Physical characteristics
- • location: Mačva, west of Bogatić
- • location: Sava river, at Sremska Mitrovica, Vojvodina
- • coordinates: 44°57′40″N 19°36′15″E﻿ / ﻿44.9612°N 19.6042°E
- Length: 34 km (21 mi)
- Basin size: 120 km^{2} (46 sq mi)

Basin features
- Progression: Sava→ Danube→ Black Sea

= Zasavica (river) =

The Zasavica (Засавица, /sh/) is a river in the Mačva region in west-central Serbia. It is a 33.1 km-long right tributary of the Sava River, which flows entirely within the Mačva region.

== Flow ==
It originates from several streams out of the swamps north of the village of Salaš Crnobarski, in the floodplain of the lower course of the Drina River. The river flows in a north-east direction for 10 km parallel to the flow of the Sava and next to the villages of Glogovac, Sovljak, Crna Bara, Banovo Polje and Radenković, where the river crosses the administrative border of Central Serbia and the province of Vojvodina, where it flows near the settlements of Ravnje, Zasavica I, Zasavica II, Noćaj, and Mačvanska Mitrovica. At village of Banovo Polje, two major headstreams, the Jovača and Prekopac, meet, and from that point the river is called the Zasavica.
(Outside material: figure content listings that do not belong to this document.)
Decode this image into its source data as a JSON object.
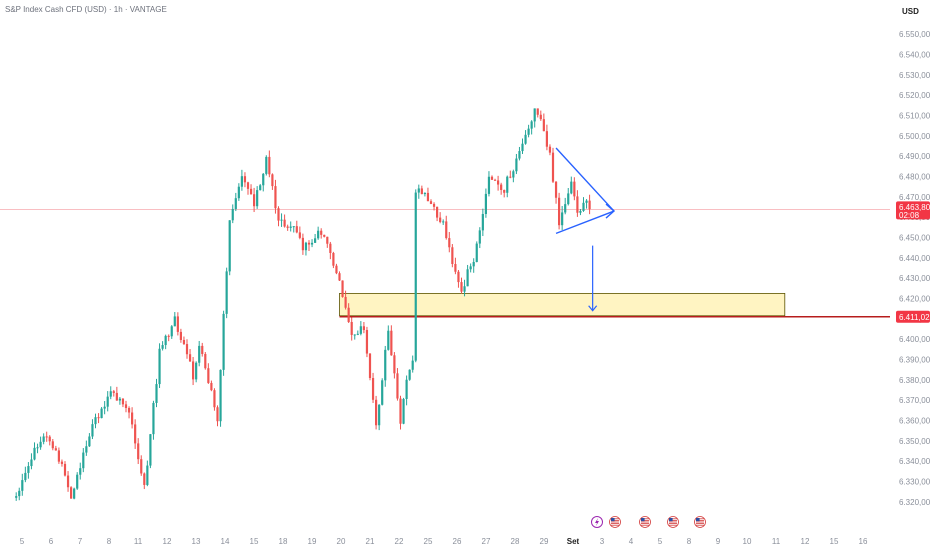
{
  "chart_data": {
    "type": "candlestick",
    "title": "S&P Index Cash CFD (USD) · 1h · VANTAGE",
    "currency_label": "USD",
    "y_ticks": [
      "6.550,00",
      "6.540,00",
      "6.530,00",
      "6.520,00",
      "6.510,00",
      "6.500,00",
      "6.490,00",
      "6.480,00",
      "6.470,00",
      "6.460,00",
      "6.450,00",
      "6.440,00",
      "6.430,00",
      "6.420,00",
      "6.410,00",
      "6.400,00",
      "6.390,00",
      "6.380,00",
      "6.370,00",
      "6.360,00",
      "6.350,00",
      "6.340,00",
      "6.330,00",
      "6.320,00"
    ],
    "y_tick_values": [
      6550,
      6540,
      6530,
      6520,
      6510,
      6500,
      6490,
      6480,
      6470,
      6460,
      6450,
      6440,
      6430,
      6420,
      6410,
      6400,
      6390,
      6380,
      6370,
      6360,
      6350,
      6340,
      6330,
      6320
    ],
    "ylim": [
      6316,
      6553
    ],
    "x_ticks": [
      "5",
      "6",
      "7",
      "8",
      "11",
      "12",
      "13",
      "14",
      "15",
      "18",
      "19",
      "20",
      "21",
      "22",
      "25",
      "26",
      "27",
      "28",
      "29",
      "Set",
      "3",
      "4",
      "5",
      "8",
      "9",
      "10",
      "11",
      "12",
      "15",
      "16"
    ],
    "price_labels": {
      "current": {
        "price": "6.463,80",
        "countdown": "02:08",
        "value": 6463.8
      },
      "support": {
        "price": "6.411,02",
        "value": 6411.02
      }
    },
    "zone": {
      "top": 6422.5,
      "bottom": 6411.5,
      "from_index": 106,
      "to_index": 252
    },
    "triangle_target_index": 196,
    "arrow_target_value": 6414,
    "anchors": [
      [
        0,
        6322
      ],
      [
        6,
        6346
      ],
      [
        10,
        6352
      ],
      [
        14,
        6342
      ],
      [
        18,
        6320
      ],
      [
        24,
        6354
      ],
      [
        30,
        6372
      ],
      [
        34,
        6372
      ],
      [
        38,
        6358
      ],
      [
        42,
        6326
      ],
      [
        47,
        6394
      ],
      [
        52,
        6410
      ],
      [
        58,
        6382
      ],
      [
        60,
        6398
      ],
      [
        66,
        6360
      ],
      [
        70,
        6460
      ],
      [
        74,
        6480
      ],
      [
        78,
        6466
      ],
      [
        82,
        6488
      ],
      [
        86,
        6458
      ],
      [
        90,
        6456
      ],
      [
        94,
        6446
      ],
      [
        100,
        6452
      ],
      [
        104,
        6438
      ],
      [
        108,
        6416
      ],
      [
        110,
        6404
      ],
      [
        114,
        6406
      ],
      [
        118,
        6358
      ],
      [
        122,
        6406
      ],
      [
        126,
        6358
      ],
      [
        128,
        6382
      ],
      [
        130,
        6390
      ],
      [
        131,
        6474
      ],
      [
        134,
        6470
      ],
      [
        140,
        6456
      ],
      [
        142,
        6444
      ],
      [
        144,
        6434
      ],
      [
        146,
        6424
      ],
      [
        150,
        6440
      ],
      [
        152,
        6452
      ],
      [
        155,
        6480
      ],
      [
        160,
        6474
      ],
      [
        164,
        6488
      ],
      [
        168,
        6502
      ],
      [
        170,
        6512
      ],
      [
        172,
        6506
      ],
      [
        175,
        6490
      ],
      [
        178,
        6458
      ],
      [
        182,
        6478
      ],
      [
        184,
        6462
      ],
      [
        187,
        6470
      ],
      [
        188,
        6462
      ]
    ],
    "event_icons": [
      "lightning-icon",
      "us-flag-icon",
      "us-flag-icon",
      "us-flag-icon",
      "us-flag-icon"
    ],
    "colors": {
      "up": "#26a69a",
      "down": "#ef5350",
      "zone_fill": "#fff4c2",
      "zone_stroke": "#5a5200",
      "support_line": "#b71c1c",
      "pattern": "#2962ff",
      "current_price": "#f23645"
    }
  }
}
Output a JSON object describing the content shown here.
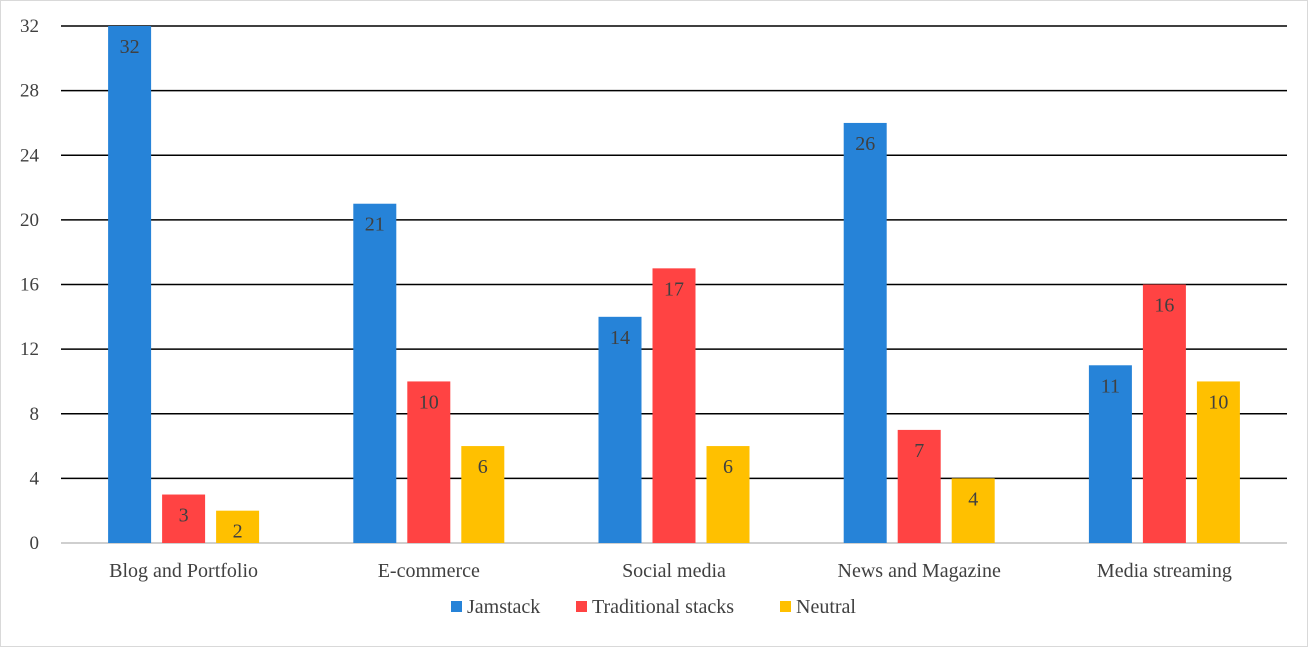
{
  "chart_data": {
    "type": "bar",
    "title": "",
    "xlabel": "",
    "ylabel": "",
    "categories": [
      "Blog and Portfolio",
      "E-commerce",
      "Social media",
      "News and Magazine",
      "Media streaming"
    ],
    "series": [
      {
        "name": "Jamstack",
        "color": "#2683d8",
        "values": [
          32,
          21,
          14,
          26,
          11
        ]
      },
      {
        "name": "Traditional stacks",
        "color": "#ff4343",
        "values": [
          3,
          10,
          17,
          7,
          16
        ]
      },
      {
        "name": "Neutral",
        "color": "#ffc000",
        "values": [
          2,
          6,
          6,
          4,
          10
        ]
      }
    ],
    "ylim": [
      0,
      32
    ],
    "yticks": [
      0,
      4,
      8,
      12,
      16,
      20,
      24,
      28,
      32
    ],
    "grid": true,
    "legend_position": "bottom",
    "data_labels": true
  }
}
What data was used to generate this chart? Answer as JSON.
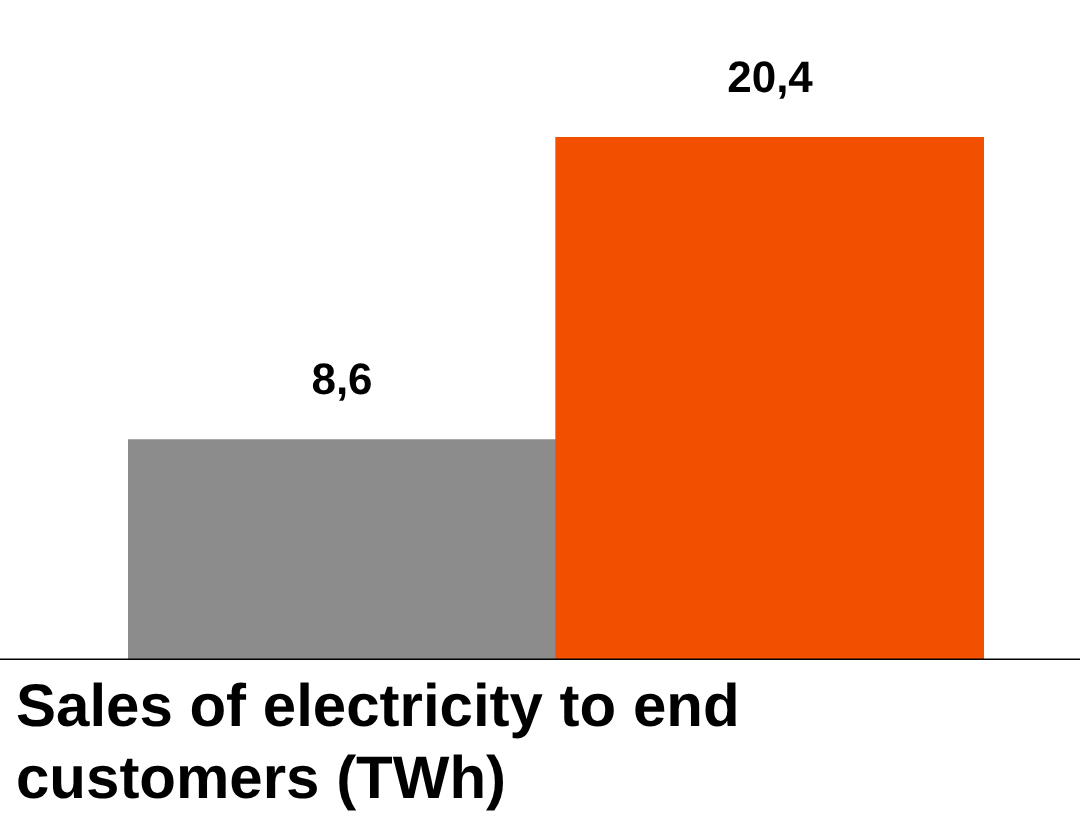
{
  "chart_data": {
    "type": "bar",
    "title": "Sales of electricity to end customers (TWh)",
    "categories": [
      null,
      null
    ],
    "values": [
      8.6,
      20.4
    ],
    "colors": [
      "#8c8c8c",
      "#f25000"
    ],
    "value_labels": [
      "8,6",
      "20,4"
    ],
    "tick_labels": false,
    "legend": false
  }
}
Near the village of Zasavica, the river enters the marshy area of the Zasavica bog where the nominally 50–60 meter-wide stream spreads to almost 300 meters and becomes 2 meters deep. It meanders through the middle of the town until flowing into the Sava at Mačvanska Mitrovica, right across the town of Sremska Mitrovica on the Sava. The final section is channeled (Bogaz canal), and the river often floods the surrounding area.

The name of the river could be translated as the “behind Sava”. It actually flows through the typical elongated "mrtvaja" (oxbow), the old (fossil) bed of both the Sava and later, the Drina rivers. Because of the river’s meandering course and the low terrain, a bog was created, while the river itself changes the course depending on how much atmospheric waters it gets during the year.

== Flora and fauna ==
The river is the main watercourse of the Zasavica Special Nature Reserve. It is the habitat for the waterwheel plant (Aldrovanda vesiculosa), which had been considered extinct for centuries until its discovery in Zasavica. It is also the habitat for the endangered European mudminnow (Umbra kameri).